The report from the chamber of agriculture for Côtes-d'Armor was released in June this year, the same month in which farmers in the area launched a “distress call” to the government.
Increasing numbers of the birds (which are a member of the crow family) mean over 1,000 official reports of damage caused by the birds have been logged in Brittany this year. As jackdaws are not normally seen in farmland areas in Brittany, the report suggests they have come from the British Isles where they often live in cliffside areas.
Farmers lose thousands in 'ravaged' crops
Local farmer Patrick Vidélo owns 30 hectares of farmland in which crops have been destroyed by the jackdaws feeding on them.
He told news source France 2: “I even see [the jackdaws] at night time. We’re having a hard time putting crops in place and now there’s nothing left. Everything’s been ravaged.”

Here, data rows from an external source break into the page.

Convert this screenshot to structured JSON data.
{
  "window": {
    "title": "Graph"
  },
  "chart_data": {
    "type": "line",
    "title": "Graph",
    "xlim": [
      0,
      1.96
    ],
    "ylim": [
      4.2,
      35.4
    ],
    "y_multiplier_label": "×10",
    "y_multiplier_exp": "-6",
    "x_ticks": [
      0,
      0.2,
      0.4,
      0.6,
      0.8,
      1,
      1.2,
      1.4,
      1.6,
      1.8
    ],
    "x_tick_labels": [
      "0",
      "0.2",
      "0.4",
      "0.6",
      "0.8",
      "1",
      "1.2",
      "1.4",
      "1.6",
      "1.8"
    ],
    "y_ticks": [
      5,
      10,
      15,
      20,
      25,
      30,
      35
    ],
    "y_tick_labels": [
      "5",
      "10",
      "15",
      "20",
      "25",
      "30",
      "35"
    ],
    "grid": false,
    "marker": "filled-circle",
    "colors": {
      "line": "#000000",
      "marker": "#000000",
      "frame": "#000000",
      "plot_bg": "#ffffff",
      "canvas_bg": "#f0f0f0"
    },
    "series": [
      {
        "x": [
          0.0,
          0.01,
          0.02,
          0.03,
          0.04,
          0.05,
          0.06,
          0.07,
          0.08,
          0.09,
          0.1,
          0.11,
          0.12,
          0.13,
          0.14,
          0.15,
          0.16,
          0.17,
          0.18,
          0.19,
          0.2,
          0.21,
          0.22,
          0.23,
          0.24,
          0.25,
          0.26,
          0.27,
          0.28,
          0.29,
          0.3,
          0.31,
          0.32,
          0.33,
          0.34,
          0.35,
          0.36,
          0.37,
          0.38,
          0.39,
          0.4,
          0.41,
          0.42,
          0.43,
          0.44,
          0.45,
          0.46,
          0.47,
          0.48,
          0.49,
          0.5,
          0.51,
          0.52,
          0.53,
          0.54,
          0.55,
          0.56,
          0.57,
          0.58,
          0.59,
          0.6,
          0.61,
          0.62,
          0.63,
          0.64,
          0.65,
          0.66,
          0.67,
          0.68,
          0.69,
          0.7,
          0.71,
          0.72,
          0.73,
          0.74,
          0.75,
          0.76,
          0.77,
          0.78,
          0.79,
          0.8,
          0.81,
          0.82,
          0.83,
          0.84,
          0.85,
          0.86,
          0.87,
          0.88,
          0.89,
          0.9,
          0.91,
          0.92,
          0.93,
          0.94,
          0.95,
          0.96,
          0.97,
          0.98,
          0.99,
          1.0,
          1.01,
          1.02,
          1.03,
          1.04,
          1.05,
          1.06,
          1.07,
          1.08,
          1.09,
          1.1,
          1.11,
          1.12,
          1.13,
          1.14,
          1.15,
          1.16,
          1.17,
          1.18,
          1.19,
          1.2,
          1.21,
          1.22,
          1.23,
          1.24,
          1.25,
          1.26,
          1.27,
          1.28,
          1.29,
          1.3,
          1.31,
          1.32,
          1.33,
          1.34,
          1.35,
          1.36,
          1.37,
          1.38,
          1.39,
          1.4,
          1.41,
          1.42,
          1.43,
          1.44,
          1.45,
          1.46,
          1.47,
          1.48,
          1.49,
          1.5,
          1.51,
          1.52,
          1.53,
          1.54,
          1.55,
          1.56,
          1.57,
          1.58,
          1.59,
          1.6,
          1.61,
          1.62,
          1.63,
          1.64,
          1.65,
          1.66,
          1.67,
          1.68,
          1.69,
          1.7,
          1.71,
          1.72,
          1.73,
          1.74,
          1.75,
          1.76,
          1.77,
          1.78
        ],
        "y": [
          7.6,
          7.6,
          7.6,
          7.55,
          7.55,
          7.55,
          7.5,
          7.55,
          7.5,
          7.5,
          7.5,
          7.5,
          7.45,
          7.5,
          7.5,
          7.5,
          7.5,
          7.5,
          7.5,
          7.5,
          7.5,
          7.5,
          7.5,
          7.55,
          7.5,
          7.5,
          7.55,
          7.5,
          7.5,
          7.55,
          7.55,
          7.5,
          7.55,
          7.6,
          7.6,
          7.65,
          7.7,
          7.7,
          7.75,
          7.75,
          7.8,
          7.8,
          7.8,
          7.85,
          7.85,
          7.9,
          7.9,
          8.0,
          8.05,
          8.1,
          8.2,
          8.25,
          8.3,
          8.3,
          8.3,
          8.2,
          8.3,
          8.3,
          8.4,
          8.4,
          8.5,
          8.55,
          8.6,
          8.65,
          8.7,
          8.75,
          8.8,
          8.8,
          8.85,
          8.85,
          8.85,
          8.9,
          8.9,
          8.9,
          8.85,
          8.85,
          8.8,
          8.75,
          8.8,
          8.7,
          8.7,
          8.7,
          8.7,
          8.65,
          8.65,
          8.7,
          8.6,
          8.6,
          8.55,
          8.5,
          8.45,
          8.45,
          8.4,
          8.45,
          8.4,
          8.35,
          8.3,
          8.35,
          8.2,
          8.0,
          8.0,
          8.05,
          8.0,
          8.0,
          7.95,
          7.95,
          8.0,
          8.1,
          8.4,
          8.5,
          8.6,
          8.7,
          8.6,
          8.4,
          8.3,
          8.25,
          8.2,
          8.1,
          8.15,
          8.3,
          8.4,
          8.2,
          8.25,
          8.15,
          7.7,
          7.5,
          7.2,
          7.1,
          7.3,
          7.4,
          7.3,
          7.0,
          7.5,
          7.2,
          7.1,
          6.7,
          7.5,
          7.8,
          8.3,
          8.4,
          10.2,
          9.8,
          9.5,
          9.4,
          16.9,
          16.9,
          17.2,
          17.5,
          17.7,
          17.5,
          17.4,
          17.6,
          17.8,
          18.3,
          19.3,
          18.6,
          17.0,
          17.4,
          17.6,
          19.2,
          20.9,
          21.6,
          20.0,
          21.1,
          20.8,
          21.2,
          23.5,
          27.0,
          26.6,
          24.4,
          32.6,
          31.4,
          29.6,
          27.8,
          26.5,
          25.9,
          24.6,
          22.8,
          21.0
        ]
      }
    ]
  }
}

Crops eaten by the birds this year were worth €40,000 to the farmer. Local government officials have since visited Mr Vidélo’s fields to see the destruction caused by the jackdaws in person.
A protected species
The jackdaw often lives in cliffside areas, not just the countryside or towns. However, they can also live quite happily in chimneys.
As they are a protected species in France, farmers need a special exemption to kill them. Even so, it is estimated that an authorised 20,000 jackdaws will be killed in France in the next two years.
Environmental agencies have instead suggested controlling the jackdaw population by demolishing abandoned chimneys, and diversifying food sources in the region so that the birds are not reliant on crops.
Regional environment body la Direction Régional de l’Environnement has launched a study into the construction of buildings in Brittany, to help them understand how the jackdaw population is spread throughout the region and what kind of food the birds are eating.